Une position claire sur la nature du Bitcoin
Le président de la Commodity Futures Trading Commission (CFTC), Michael Selig, a livré le 8 juillet une intervention marquant sa vision réglementaire du Bitcoin. Dans une interview, il a estimé que la principale cryptomonnaie avait prouvé sa capacité à résister à de fortes secousses du marché et à des actions répressives, un caractère qu'il a résumé par le terme « antifragile ».
Bitcoin : une marchandise, pas une valeur ou une monnaie
Selig a réaffirmé la ligne de conduite de la CFTC : traiter le Bitcoin comme une marchandise, à l'instar de l'or ou des produits énergétiques. Il a ainsi posé une distinction nette avec les approches qui voudraient le classer comme valeur mobilière ou comme monnaie, distinction lourde de conséquences pour la compétence des autorités et les obligations applicables aux acteurs du secteur.
“Nous l’avons qualifié de marchandise à la CFTC. C’est comme l’or ou l’argent, le pétrole ou le gaz”.
Un appel ferme au Congrès pour un cadre fédéral : le CLARITY Act
Au-delà de la qualification, Michael Selig a encouragé le Congrès à adopter le CLARITY Act, présenté par la CFTC comme un texte essentiel pour instituer des bourses de cryptomonnaies régulées au niveau fédéral. Selon lui, cette loi permettrait d'harmoniser des règles sur la garde des actifs, de préciser les protections pour l'auto-garde des utilisateurs et de réduire les risques de divergences réglementaires entre États.

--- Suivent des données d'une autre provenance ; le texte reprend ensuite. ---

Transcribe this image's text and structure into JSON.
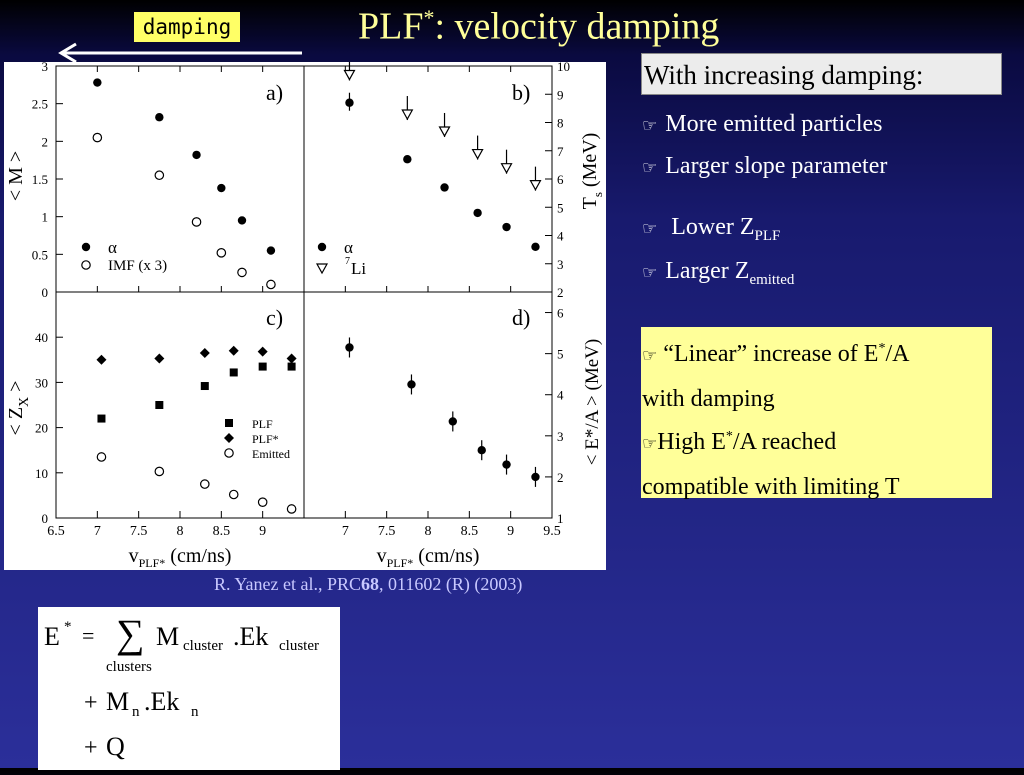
{
  "header": {
    "damping_tag": "damping",
    "title_main": "PLF",
    "title_sup": "*",
    "title_rest": ": velocity damping"
  },
  "citation": {
    "authors": "R. Yanez et al., PRC",
    "volume": "68",
    "rest": ", 011602 (R) (2003)"
  },
  "right_panel": {
    "heading": "With increasing damping:",
    "bullets": [
      {
        "text": "More emitted particles"
      },
      {
        "text": "Larger slope parameter"
      },
      {
        "text": "Lower Z",
        "sub": "PLF"
      },
      {
        "text": "Larger Z",
        "sub": "emitted"
      }
    ],
    "box": {
      "line1a": "“Linear” increase of E",
      "line1sup": "*",
      "line1b": "/A",
      "line2": "with damping",
      "line3a": "High E",
      "line3sup": "*",
      "line3b": "/A reached",
      "line4": "compatible with limiting T"
    }
  },
  "formula": {
    "E": "E",
    "star": "*",
    "eq": "=",
    "sum": "∑",
    "M": "M",
    "cluster_sub": "cluster",
    "dotEk": ".Ek",
    "clusters": "clusters",
    "plus": "+",
    "Mn": "M",
    "n": "n",
    "Q": "Q"
  },
  "chart_data": [
    {
      "panel": "a)",
      "type": "scatter",
      "ylabel": "< M >",
      "ylim": [
        0,
        3
      ],
      "yticks": [
        "0",
        "0.5",
        "1",
        "1.5",
        "2",
        "2.5",
        "3"
      ],
      "xlim": [
        6.5,
        9.5
      ],
      "series": [
        {
          "name": "α",
          "marker": "filled-circle",
          "x": [
            7.0,
            7.75,
            8.2,
            8.5,
            8.75,
            9.1
          ],
          "y": [
            2.78,
            2.32,
            1.82,
            1.38,
            0.95,
            0.55
          ]
        },
        {
          "name": "IMF (x 3)",
          "marker": "open-circle",
          "x": [
            7.0,
            7.75,
            8.2,
            8.5,
            8.75,
            9.1
          ],
          "y": [
            2.05,
            1.55,
            0.93,
            0.52,
            0.26,
            0.1
          ]
        }
      ]
    },
    {
      "panel": "b)",
      "type": "scatter",
      "ylabel": "T",
      "ylabel_sub": "s",
      "ylabel_unit": "(MeV)",
      "ylim": [
        2,
        10
      ],
      "yticks": [
        "2",
        "3",
        "4",
        "5",
        "6",
        "7",
        "8",
        "9",
        "10"
      ],
      "xlim": [
        6.5,
        9.5
      ],
      "series": [
        {
          "name": "α",
          "marker": "filled-circle",
          "x": [
            7.05,
            7.75,
            8.2,
            8.6,
            8.95,
            9.3
          ],
          "y": [
            8.7,
            6.7,
            5.7,
            4.8,
            4.3,
            3.6
          ]
        },
        {
          "name": "Li",
          "name_sup": "7",
          "marker": "open-triangle",
          "x": [
            7.05,
            7.75,
            8.2,
            8.6,
            8.95,
            9.3
          ],
          "y": [
            9.7,
            8.3,
            7.7,
            6.9,
            6.4,
            5.8
          ]
        }
      ]
    },
    {
      "panel": "c)",
      "type": "scatter",
      "ylabel": "< Z",
      "ylabel_sub": "X",
      "ylabel_end": " >",
      "ylim": [
        0,
        50
      ],
      "yticks": [
        "0",
        "10",
        "20",
        "30",
        "40"
      ],
      "xlim": [
        6.5,
        9.5
      ],
      "xticks": [
        "6.5",
        "7",
        "7.5",
        "8",
        "8.5",
        "9"
      ],
      "xlabel": "v",
      "xlabel_sub": "PLF*",
      "xlabel_unit": "(cm/ns)",
      "series": [
        {
          "name": "PLF",
          "marker": "filled-square",
          "x": [
            7.05,
            7.75,
            8.3,
            8.65,
            9.0,
            9.35
          ],
          "y": [
            22,
            25,
            29.2,
            32.2,
            33.5,
            33.5
          ]
        },
        {
          "name": "PLF*",
          "marker": "filled-diamond",
          "x": [
            7.05,
            7.75,
            8.3,
            8.65,
            9.0,
            9.35
          ],
          "y": [
            35,
            35.3,
            36.5,
            37,
            36.8,
            35.3
          ]
        },
        {
          "name": "Emitted",
          "marker": "open-circle",
          "x": [
            7.05,
            7.75,
            8.3,
            8.65,
            9.0,
            9.35
          ],
          "y": [
            13.5,
            10.3,
            7.5,
            5.2,
            3.5,
            2
          ]
        }
      ]
    },
    {
      "panel": "d)",
      "type": "scatter",
      "ylabel": "< E*/A > (MeV)",
      "ylim": [
        1,
        6.5
      ],
      "yticks": [
        "1",
        "2",
        "3",
        "4",
        "5",
        "6"
      ],
      "xlim": [
        6.5,
        9.5
      ],
      "xticks": [
        "7",
        "7.5",
        "8",
        "8.5",
        "9",
        "9.5"
      ],
      "xlabel": "v",
      "xlabel_sub": "PLF*",
      "xlabel_unit": "(cm/ns)",
      "series": [
        {
          "name": "",
          "marker": "filled-circle",
          "x": [
            7.05,
            7.8,
            8.3,
            8.65,
            8.95,
            9.3
          ],
          "y": [
            5.15,
            4.25,
            3.35,
            2.65,
            2.3,
            2.0
          ]
        }
      ]
    }
  ]
}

- Objectif du CLARITY Act : créer un cadre fédéral pour les échanges crypto et la garde.
- Impact attendu : limiter les approches divergentes au niveau des États et offrir des protections pour les déposants et l'auto-custody.

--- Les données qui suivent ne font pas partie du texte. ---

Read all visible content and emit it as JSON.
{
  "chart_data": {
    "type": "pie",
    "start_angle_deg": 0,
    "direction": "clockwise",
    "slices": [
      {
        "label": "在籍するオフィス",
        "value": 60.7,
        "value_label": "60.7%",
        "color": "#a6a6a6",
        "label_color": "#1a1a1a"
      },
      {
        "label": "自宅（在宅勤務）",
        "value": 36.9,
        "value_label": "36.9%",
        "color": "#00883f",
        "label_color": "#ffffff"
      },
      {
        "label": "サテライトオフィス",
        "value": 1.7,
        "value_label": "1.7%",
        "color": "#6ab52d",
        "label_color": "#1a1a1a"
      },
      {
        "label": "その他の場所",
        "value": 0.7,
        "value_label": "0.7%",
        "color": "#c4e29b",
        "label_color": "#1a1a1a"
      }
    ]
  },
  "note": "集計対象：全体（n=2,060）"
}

- Conséquence pratique : redéfinition possible des obligations des plateformes et des prestataires de services.
Opposition à une CBDC et enjeu politique
Parallèlement, Selig a réitéré l'opposition de l'administration — telle qu'il la présente — à l'émission d'une monnaie numérique de banque centrale (CBDC) aux États-Unis. Il a insisté sur la nécessité d'une législation qui empêche sa mise en œuvre, soulignant que la loi est le levier principal pour garantir un avenir réglementaire stable.
“Nous devons nous assurer qu’une monnaie numérique de banque centrale ne puisse jamais voir le jour, et la législation est la chose la plus importante à Washington, il faut qu’elle garantisse un avenir à long terme”.

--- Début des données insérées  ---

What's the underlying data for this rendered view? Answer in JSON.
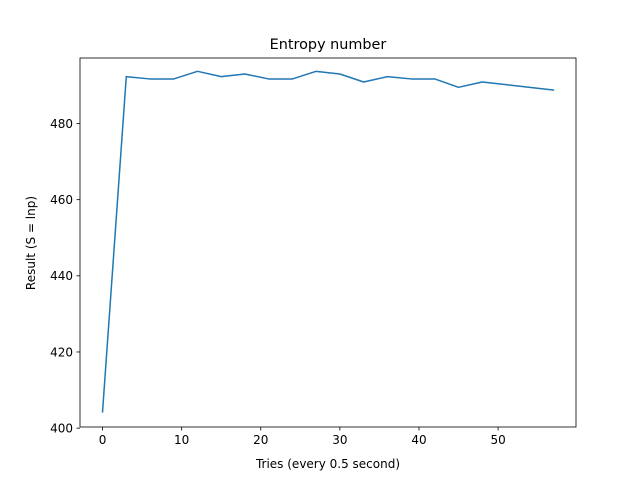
{
  "chart_data": {
    "type": "line",
    "title": "Entropy number",
    "xlabel": "Tries (every 0.5 second)",
    "ylabel": "Result (S = lnp)",
    "xlim": [
      -2.85,
      59.85
    ],
    "ylim": [
      400.3,
      497.2
    ],
    "xticks": [
      0,
      10,
      20,
      30,
      40,
      50
    ],
    "yticks": [
      400,
      420,
      440,
      460,
      480
    ],
    "grid": false,
    "legend": "none",
    "series": [
      {
        "color": "#1f77b4",
        "x": [
          0,
          3,
          6,
          9,
          12,
          15,
          18,
          21,
          24,
          27,
          30,
          33,
          36,
          39,
          42,
          45,
          48,
          51,
          54,
          57
        ],
        "y": [
          404.3,
          492.3,
          491.7,
          491.7,
          493.7,
          492.3,
          493.0,
          491.7,
          491.7,
          493.7,
          493.0,
          490.9,
          492.3,
          491.7,
          491.7,
          489.5,
          490.9,
          490.2,
          489.5,
          488.8
        ]
      }
    ]
  }
}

Conséquences et questions ouvertes
La prise de position de la CFTC a un double effet : elle clarifie l'intention d'une autorité fédérale clé, ce qui peut rassurer certains acteurs institutionnels, mais elle accroît aussi la pression sur le Congrès pour qu'il statue sur un texte susceptible de remodeler l'industrie. Reste à savoir si le CLARITY Act recueillera l'adhésion nécessaire au Parlement, et comment les autres autorités — notamment la SEC — réagiront si le Bitcoin est formellement reconnu comme marchandise au niveau fédéral.
| Position | Déclaration de la CFTC |
|---|---|
| Qualité juridique du BTC | Marchandise |
| Cadre proposé | CLARITY Act pour échanges et garde |
| CBDC | Opposition |
Ces prises de position s'inscrivent aussi dans un paysage politique plus large : Selig défend une ligne pro‑crypto et évoque des éléments politiques liés à l'administration précédente, sans pour autant entrer dans des détails opérationnels sur des cas individuels. Sur le terrain économique, une qualification claire du Bitcoin et un cadre fédéral pourraient modifier les responsabilités des plateformes, les règles de conformité et la protection des investisseurs, mais la portée réelle dépendra de l'adoption et du texte final du Congrès.
Sur le plan pratique, les acteurs du marché et les régulateurs étrangers regarderont de près ces évolutions : la désignation fédérale d'un actif comme marchandise, accompagnée de règles unifiées pour la garde et les échanges, pourrait créer un précédent influent pour d'autres juridictions.